According to the animators at Industrial Light & Magic, the Hulk weighs 3,452 pounds (1,565.8 kilograms), and can exert fourteen tons of pressure per square inch. His skin is ten times as strong as Kevlar. His chest measures seventeen feet and four inches (5.3 meters), his waist twelve feet and ten inches (3.3 meters), his foot four feet and three inches (1.3 meters), and his neck six feet and nine inches (2 meters). If he wore shoes, they would be (U.S.) size eighty-seven. He can move at a top speed of three hundred miles (four hundred eighty-three kilometers) per hour, and cross three to four miles (4.8 to 6.4 kilometers) in a single jump.

Nick Nolte had his hair grown wildly for this movie when he was arrested on drunk driving charges and photographed for his now infamous mug shot.

Ang Lee performed the Hulk using motion-capture technology.

Ang Lee employed the split-screen technique to cinematically mimic the panels of a comic-book page.

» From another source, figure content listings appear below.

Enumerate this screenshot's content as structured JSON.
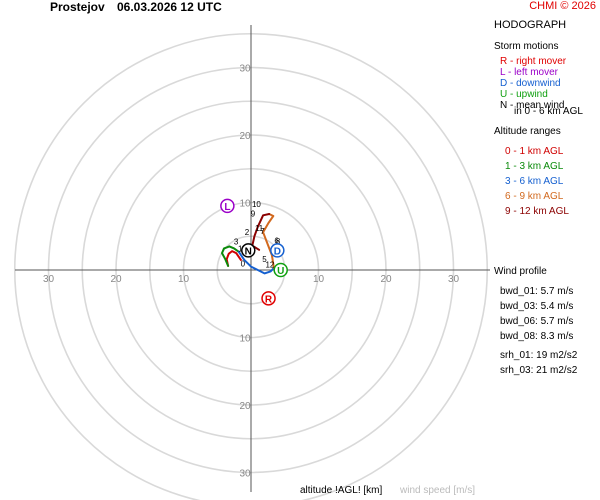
{
  "header": {
    "station": "Prostejov",
    "datetime": "06.03.2026 12 UTC",
    "credit": "CHMI © 2026"
  },
  "legend": {
    "title": "HODOGRAPH",
    "storm_title": "Storm motions",
    "storm_items": [
      {
        "text": "R - right mover",
        "color": "#e00000"
      },
      {
        "text": "L - left mover",
        "color": "#9b00c8"
      },
      {
        "text": "D - downwind",
        "color": "#1560d0"
      },
      {
        "text": "U - upwind",
        "color": "#10a010"
      },
      {
        "text": "N - mean wind",
        "color": "#000000"
      },
      {
        "text": "in 0 - 6 km AGL",
        "color": "#000000"
      }
    ],
    "altitude_title": "Altitude ranges",
    "altitude_items": [
      {
        "text": "0 - 1 km AGL",
        "color": "#d00000"
      },
      {
        "text": "1 - 3 km AGL",
        "color": "#0a8a0a"
      },
      {
        "text": "3 - 6 km AGL",
        "color": "#1560d0"
      },
      {
        "text": "6 - 9 km AGL",
        "color": "#d2691e"
      },
      {
        "text": "9 - 12 km AGL",
        "color": "#8b0000"
      }
    ],
    "wind_profile_title": "Wind profile",
    "bwd": [
      "bwd_01: 5.7 m/s",
      "bwd_03: 5.4 m/s",
      "bwd_06: 5.7 m/s",
      "bwd_08: 8.3 m/s"
    ],
    "srh": [
      "srh_01: 19 m2/s2",
      "srh_03: 21 m2/s2"
    ]
  },
  "footer": {
    "altitude_label": "altitude !AGL! [km]",
    "speed_label": "wind speed [m/s]"
  },
  "chart_data": {
    "type": "line",
    "title": "HODOGRAPH",
    "xlabel": "wind speed [m/s]",
    "ylabel": "wind speed [m/s]",
    "xlim": [
      -35,
      35
    ],
    "ylim": [
      -35,
      35
    ],
    "ring_spacing": 5,
    "axis_tick_labels_x": [
      "30",
      "20",
      "10",
      "10",
      "20",
      "30"
    ],
    "axis_tick_labels_y": [
      "30",
      "20",
      "10",
      "10",
      "20",
      "30"
    ],
    "axis_tick_values": [
      -30,
      -20,
      -10,
      10,
      20,
      30
    ],
    "grid": true,
    "series": [
      {
        "name": "0 - 1 km AGL",
        "color": "#d00000",
        "u": [
          -1.5,
          -2.2,
          -2.8,
          -3.3,
          -3.6,
          -3.4
        ],
        "v": [
          1.5,
          2.5,
          2.8,
          2.4,
          1.6,
          0.6
        ]
      },
      {
        "name": "1 - 3 km AGL",
        "color": "#0a8a0a",
        "u": [
          -3.4,
          -3.8,
          -4.3,
          -4.0,
          -3.2,
          -2.5,
          -1.8
        ],
        "v": [
          0.6,
          1.6,
          2.5,
          3.2,
          3.5,
          3.2,
          2.7
        ]
      },
      {
        "name": "3 - 6 km AGL",
        "color": "#1560d0",
        "u": [
          -1.8,
          -1.0,
          0.0,
          1.0,
          2.0,
          2.9,
          3.4
        ],
        "v": [
          2.7,
          1.5,
          0.5,
          0.0,
          -0.5,
          -0.2,
          0.3
        ]
      },
      {
        "name": "6 - 9 km AGL",
        "color": "#d2691e",
        "u": [
          3.4,
          3.1,
          2.4,
          1.8,
          2.6,
          3.3,
          2.7
        ],
        "v": [
          0.3,
          2.2,
          4.0,
          5.6,
          7.0,
          8.0,
          8.3
        ]
      },
      {
        "name": "9 - 12 km AGL",
        "color": "#8b0000",
        "u": [
          2.7,
          1.8,
          1.0,
          0.5,
          0.2,
          1.2
        ],
        "v": [
          8.3,
          8.1,
          6.4,
          5.0,
          3.6,
          3.0
        ]
      }
    ],
    "altitude_labels": [
      {
        "text": "10",
        "u": 0.8,
        "v": 9.8
      },
      {
        "text": "9",
        "u": 0.3,
        "v": 8.4
      },
      {
        "text": "8",
        "u": 4.0,
        "v": 4.3
      },
      {
        "text": "7",
        "u": 1.7,
        "v": 5.8
      },
      {
        "text": "6",
        "u": 3.8,
        "v": 4.4
      },
      {
        "text": "5",
        "u": 2.0,
        "v": 1.6
      },
      {
        "text": "3",
        "u": -2.2,
        "v": 4.2
      },
      {
        "text": "2",
        "u": -0.6,
        "v": 5.6
      },
      {
        "text": "1",
        "u": -1.6,
        "v": 3.2
      },
      {
        "text": "0",
        "u": -1.2,
        "v": 1.0
      },
      {
        "text": "11",
        "u": 1.2,
        "v": 6.2
      },
      {
        "text": "12",
        "u": 2.8,
        "v": 0.8
      }
    ],
    "storm_motions": [
      {
        "label": "R",
        "u": 2.6,
        "v": -4.2,
        "color": "#e00000"
      },
      {
        "label": "L",
        "u": -3.5,
        "v": 9.5,
        "color": "#9b00c8"
      },
      {
        "label": "D",
        "u": 3.9,
        "v": 2.9,
        "color": "#1560d0"
      },
      {
        "label": "U",
        "u": 4.4,
        "v": 0.0,
        "color": "#10a010"
      },
      {
        "label": "N",
        "u": -0.4,
        "v": 2.9,
        "color": "#000000"
      }
    ]
  }
}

This required many takes of one scene, which was draining for Eric Bana. It took him four takes to film Banner's first Hulk transformation, and by the time of its completion, he was on the verge of collapse.

This film holds the record for largest second weekend box-office drop for a film that opened at number one, with a 69.7 percent drop.

When the first transformation of Banner into Hulk occurs, the color of the Hulk is either gray or greenish-gray. This is an homage to the first appearance of the Hulk, when he was actually gray in his debut comic (May 1962). The publisher couldn't do gray very well, so Stan Lee changed the color to green, simply because green hadn't been used much by other characters. From the second transformation, he maintains his prominent emerald hue.

CAMEO:Lou Ferrigno: (At around twelve minutes) As a security guard. 

CAMEO: Stan Lee: (At around twelve minutes) The creator of the Hulk (1962) appeared as a security guard. Lee ad-libbed his lines.